L’équipe a préalablement recueilli diverses informations socio-démographiques et liées au mode de vie, à l’alimentation, la pratique sportive, la consommation sportive et l’historique des démarches intentées pour perdre du poids. Chaque participant devait compléter des questionnaires donnés par son médecin.

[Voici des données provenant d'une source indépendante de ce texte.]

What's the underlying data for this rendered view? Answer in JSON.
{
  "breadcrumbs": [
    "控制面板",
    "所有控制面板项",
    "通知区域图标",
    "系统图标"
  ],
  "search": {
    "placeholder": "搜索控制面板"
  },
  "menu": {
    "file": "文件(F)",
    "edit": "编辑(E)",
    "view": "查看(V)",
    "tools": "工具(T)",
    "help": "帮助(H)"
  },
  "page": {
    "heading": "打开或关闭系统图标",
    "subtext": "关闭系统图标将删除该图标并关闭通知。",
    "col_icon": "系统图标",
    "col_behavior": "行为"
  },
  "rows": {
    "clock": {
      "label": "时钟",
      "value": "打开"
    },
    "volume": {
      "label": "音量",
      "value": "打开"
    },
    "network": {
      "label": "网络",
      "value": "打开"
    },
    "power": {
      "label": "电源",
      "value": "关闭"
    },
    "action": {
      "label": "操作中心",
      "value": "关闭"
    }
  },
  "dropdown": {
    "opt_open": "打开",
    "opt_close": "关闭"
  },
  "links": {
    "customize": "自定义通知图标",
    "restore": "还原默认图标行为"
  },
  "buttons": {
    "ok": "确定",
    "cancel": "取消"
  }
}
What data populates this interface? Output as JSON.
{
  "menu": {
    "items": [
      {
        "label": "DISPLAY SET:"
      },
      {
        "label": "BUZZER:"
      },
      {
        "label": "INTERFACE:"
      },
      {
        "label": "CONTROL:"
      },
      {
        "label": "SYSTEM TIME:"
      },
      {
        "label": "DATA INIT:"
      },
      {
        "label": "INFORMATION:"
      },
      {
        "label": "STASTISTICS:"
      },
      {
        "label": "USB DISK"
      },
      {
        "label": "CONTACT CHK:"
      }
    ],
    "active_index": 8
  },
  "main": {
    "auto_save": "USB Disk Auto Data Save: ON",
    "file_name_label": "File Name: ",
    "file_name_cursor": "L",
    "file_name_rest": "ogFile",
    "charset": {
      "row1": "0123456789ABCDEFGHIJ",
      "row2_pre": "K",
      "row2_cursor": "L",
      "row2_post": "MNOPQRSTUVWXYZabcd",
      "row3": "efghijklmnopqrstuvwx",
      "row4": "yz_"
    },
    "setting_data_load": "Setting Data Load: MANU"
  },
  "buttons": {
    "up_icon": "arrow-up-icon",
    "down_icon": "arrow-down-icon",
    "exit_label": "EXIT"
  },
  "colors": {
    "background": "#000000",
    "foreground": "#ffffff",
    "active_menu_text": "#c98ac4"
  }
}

En conséquence, elle a pu établir 6 sous-groupes ou clusters de personnes obèses regroupées selon des caractéristiques cliniques similaires :

  • Dans le premier : les jeunes femmes obèses en bonne santé et n’ayant pas encore développé de complications telles que le diabète.
  • Dans le second : les hommes buveurs excessifs (au moins 12 unités d’alcool par semaine).
  • Dans le troisième : des adultes d’âge moyen, en majorité des femmes, à tendance dépressive et anxieuse. Leur santé mentale est plutôt mauvaise et elles présentent  un sentiment de mal-être.
  • Dans le quatrième : des adultes d’âge mûr, avec une bonne situation financière, en bonne santé, mais tous buveurs importants et présentant une hypertension artérielle.
  • Dans le cinquième : des adultes âgés avec une bonne santé mentale, mais souffrant de pathologies chroniques comme l’arthrose.
  • Dans le sixième et dernier : sujets vulnérables et démunis, dont la santé est mauvaise et qui ont développé plusieurs maladies chroniques.

Leurs conclusions, publiées dans le Journal of Public Health du 18 avril, indiquent qu’il est essentiel de tenir compte de cette hétérogénéité d’individus obèses. Tous ne présentent pas les mêmes indications de traitements et ne répondront donc pas aux mêmes traitements. En effet, si l’obésité peut être due, pour certains, à une consommation excessive d’alcool, elle sera, pour d’autres, induite par une mauvaise alimentation ou une absence d’activité physique.

L’idée centrale développée par les chercheurs est donc de connaitre ces sous-groupes et d’identifier ainsi pour chaque patient à quelle catégorie il appartient pour mieux cibler et individualiser le traitement adapté.

Aussi dans Vivre :

Nous utilisons maintenant la plateforme de commentaires Facebook Comments sur notre site web. Grâce à celle-ci, vous pourrez laisser vos commentaires par l’entremise de votre compte Facebook directement sous les articles sur notre site web. Pour ceux qui ne sont pas membres du réseau social, nous vous invitons à faire vos commentaires via l’adresse courriel opinions@journalmetro.com. Merci de nous lire!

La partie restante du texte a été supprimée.